Peter Pitsch: So in the first 200 megahertz, basically the earth station folks just have to show up, right? They’re going to get a filter installed, at our expense, and they will be kept whole. Your question though is a good one because for spectrum beyond the initial 200 and particularly if you were to use compression technology for example to solve the problem then, the earth station folks, the content folks, would be much more intrusive. Then there would be a bunch of stronger reason for an incentive situation to be developed there. But the point we’re making now is, we’re keeping those existing customers, including earth station folks completely whole. I’m not going to put words in Patrick’s mouth, but certainly in dealing with the content companies and they’re on record, they’ve made very detailed requests and others have. We basically have said yes to all of them.

Question: Steve, why do you think that the FCC incentive auction would yield more than 180 or 200 megahertz?
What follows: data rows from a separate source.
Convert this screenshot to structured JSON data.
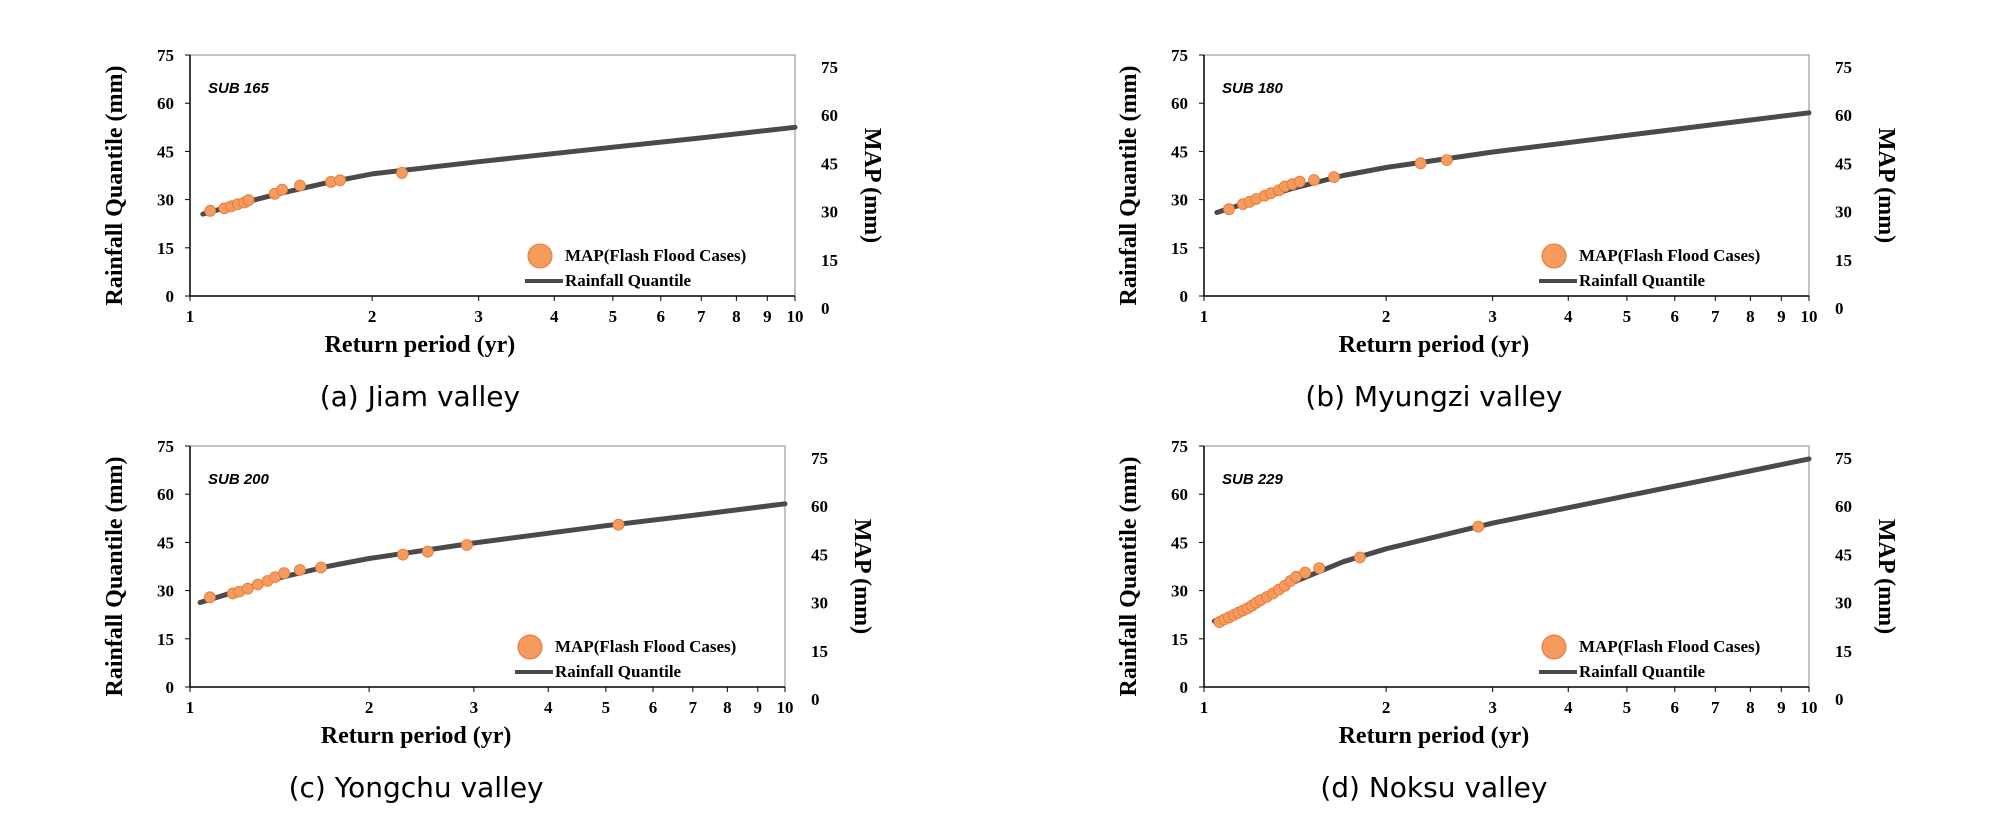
{
  "colors": {
    "quantile": "#4a4a4a",
    "map": "#f79a5e",
    "frame": "#000000"
  },
  "chart_data": [
    {
      "type": "line+scatter",
      "caption": "(a) Jiam valley",
      "sub": "SUB 165",
      "xlabel": "Return period (yr)",
      "ylabel": "Rainfall Quantile (mm)",
      "ylabel_right": "MAP (mm)",
      "xscale": "log",
      "xlim": [
        1,
        10
      ],
      "ylim": [
        0,
        75
      ],
      "xticks": [
        1,
        2,
        3,
        4,
        5,
        6,
        7,
        8,
        9,
        10
      ],
      "yticks": [
        0,
        15,
        30,
        45,
        60,
        75
      ],
      "legend": [
        "MAP(Flash Flood Cases)",
        "Rainfall Quantile"
      ],
      "legend_position": "bottom-right",
      "series": [
        {
          "name": "Rainfall Quantile",
          "x": [
            1.05,
            1.2,
            1.4,
            1.7,
            2.0,
            3.0,
            5.0,
            7.0,
            10.0
          ],
          "y": [
            25.5,
            28.6,
            31.8,
            35.4,
            38.0,
            41.8,
            46.3,
            49.2,
            52.5
          ]
        },
        {
          "name": "MAP(Flash Flood Cases)",
          "x": [
            1.08,
            1.14,
            1.17,
            1.2,
            1.23,
            1.25,
            1.38,
            1.42,
            1.52,
            1.71,
            1.77,
            2.24
          ],
          "y": [
            26.5,
            27.3,
            27.9,
            28.6,
            29.1,
            29.8,
            31.8,
            33.1,
            34.4,
            35.5,
            36.0,
            38.3
          ]
        }
      ]
    },
    {
      "type": "line+scatter",
      "caption": "(b) Myungzi valley",
      "sub": "SUB 180",
      "xlabel": "Return period (yr)",
      "ylabel": "Rainfall Quantile (mm)",
      "ylabel_right": "MAP (mm)",
      "xscale": "log",
      "xlim": [
        1,
        10
      ],
      "ylim": [
        0,
        75
      ],
      "xticks": [
        1,
        2,
        3,
        4,
        5,
        6,
        7,
        8,
        9,
        10
      ],
      "yticks": [
        0,
        15,
        30,
        45,
        60,
        75
      ],
      "legend": [
        "MAP(Flash Flood Cases)",
        "Rainfall Quantile"
      ],
      "legend_position": "bottom-right",
      "series": [
        {
          "name": "Rainfall Quantile",
          "x": [
            1.05,
            1.2,
            1.4,
            1.7,
            2.0,
            3.0,
            5.0,
            7.0,
            10.0
          ],
          "y": [
            26.0,
            29.5,
            33.5,
            37.5,
            40.0,
            44.8,
            50.0,
            53.4,
            57.0
          ]
        },
        {
          "name": "MAP(Flash Flood Cases)",
          "x": [
            1.1,
            1.16,
            1.19,
            1.22,
            1.26,
            1.29,
            1.33,
            1.36,
            1.4,
            1.44,
            1.52,
            1.64,
            2.28,
            2.52
          ],
          "y": [
            27.0,
            28.6,
            29.3,
            30.2,
            31.2,
            32.0,
            32.9,
            34.1,
            34.8,
            35.6,
            36.1,
            37.0,
            41.3,
            42.3
          ]
        }
      ]
    },
    {
      "type": "line+scatter",
      "caption": "(c) Yongchu valley",
      "sub": "SUB 200",
      "xlabel": "Return period (yr)",
      "ylabel": "Rainfall Quantile (mm)",
      "ylabel_right": "MAP (mm)",
      "xscale": "log",
      "xlim": [
        1,
        10
      ],
      "ylim": [
        0,
        75
      ],
      "xticks": [
        1,
        2,
        3,
        4,
        5,
        6,
        7,
        8,
        9,
        10
      ],
      "yticks": [
        0,
        15,
        30,
        45,
        60,
        75
      ],
      "legend": [
        "MAP(Flash Flood Cases)",
        "Rainfall Quantile"
      ],
      "legend_position": "bottom-right",
      "series": [
        {
          "name": "Rainfall Quantile",
          "x": [
            1.04,
            1.2,
            1.4,
            1.7,
            2.0,
            3.0,
            5.0,
            7.0,
            10.0
          ],
          "y": [
            26.3,
            29.8,
            33.8,
            37.5,
            40.0,
            44.8,
            50.2,
            53.4,
            57.0
          ]
        },
        {
          "name": "MAP(Flash Flood Cases)",
          "x": [
            1.08,
            1.18,
            1.21,
            1.25,
            1.3,
            1.35,
            1.39,
            1.44,
            1.53,
            1.66,
            2.28,
            2.51,
            2.92,
            5.25
          ],
          "y": [
            27.9,
            29.1,
            29.7,
            30.6,
            31.9,
            33.0,
            34.2,
            35.4,
            36.4,
            37.2,
            41.2,
            42.1,
            44.2,
            50.5
          ]
        }
      ]
    },
    {
      "type": "line+scatter",
      "caption": "(d) Noksu valley",
      "sub": "SUB 229",
      "xlabel": "Return period (yr)",
      "ylabel": "Rainfall Quantile (mm)",
      "ylabel_right": "MAP (mm)",
      "xscale": "log",
      "xlim": [
        1,
        10
      ],
      "ylim": [
        0,
        75
      ],
      "xticks": [
        1,
        2,
        3,
        4,
        5,
        6,
        7,
        8,
        9,
        10
      ],
      "yticks": [
        0,
        15,
        30,
        45,
        60,
        75
      ],
      "legend": [
        "MAP(Flash Flood Cases)",
        "Rainfall Quantile"
      ],
      "legend_position": "bottom-right",
      "series": [
        {
          "name": "Rainfall Quantile",
          "x": [
            1.04,
            1.2,
            1.4,
            1.7,
            2.0,
            3.0,
            5.0,
            7.0,
            10.0
          ],
          "y": [
            20.5,
            26.0,
            32.5,
            39.0,
            43.0,
            51.0,
            59.5,
            65.0,
            71.0
          ]
        },
        {
          "name": "MAP(Flash Flood Cases)",
          "x": [
            1.06,
            1.08,
            1.1,
            1.12,
            1.14,
            1.16,
            1.18,
            1.2,
            1.22,
            1.24,
            1.27,
            1.3,
            1.33,
            1.36,
            1.39,
            1.42,
            1.47,
            1.55,
            1.81,
            2.84
          ],
          "y": [
            20.2,
            21.0,
            21.7,
            22.4,
            23.1,
            23.8,
            24.5,
            25.3,
            26.2,
            27.0,
            28.0,
            29.1,
            30.3,
            31.5,
            33.0,
            34.3,
            35.6,
            37.0,
            40.3,
            49.9
          ]
        }
      ]
    }
  ]
}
Lots of the FCC auctions yielded less than originally anticipated?

Steve Sharkey: Because when you look at how relatively expensive it is to move these systems to something like fiber versus the value of that spectrum, and those earth stations recouping their money, then we think we’ll create a lot more than 180 and potentially up to the full 500.

When you look at the value and certainly you would want to put the value on what we would say the spectrum is worth, but there are a range of estimates for $40 billion and up for this spectrum. It’s a lot of money. When you look at the costs of $1 billion to run fiber to all these earth stations, that goes a long the way.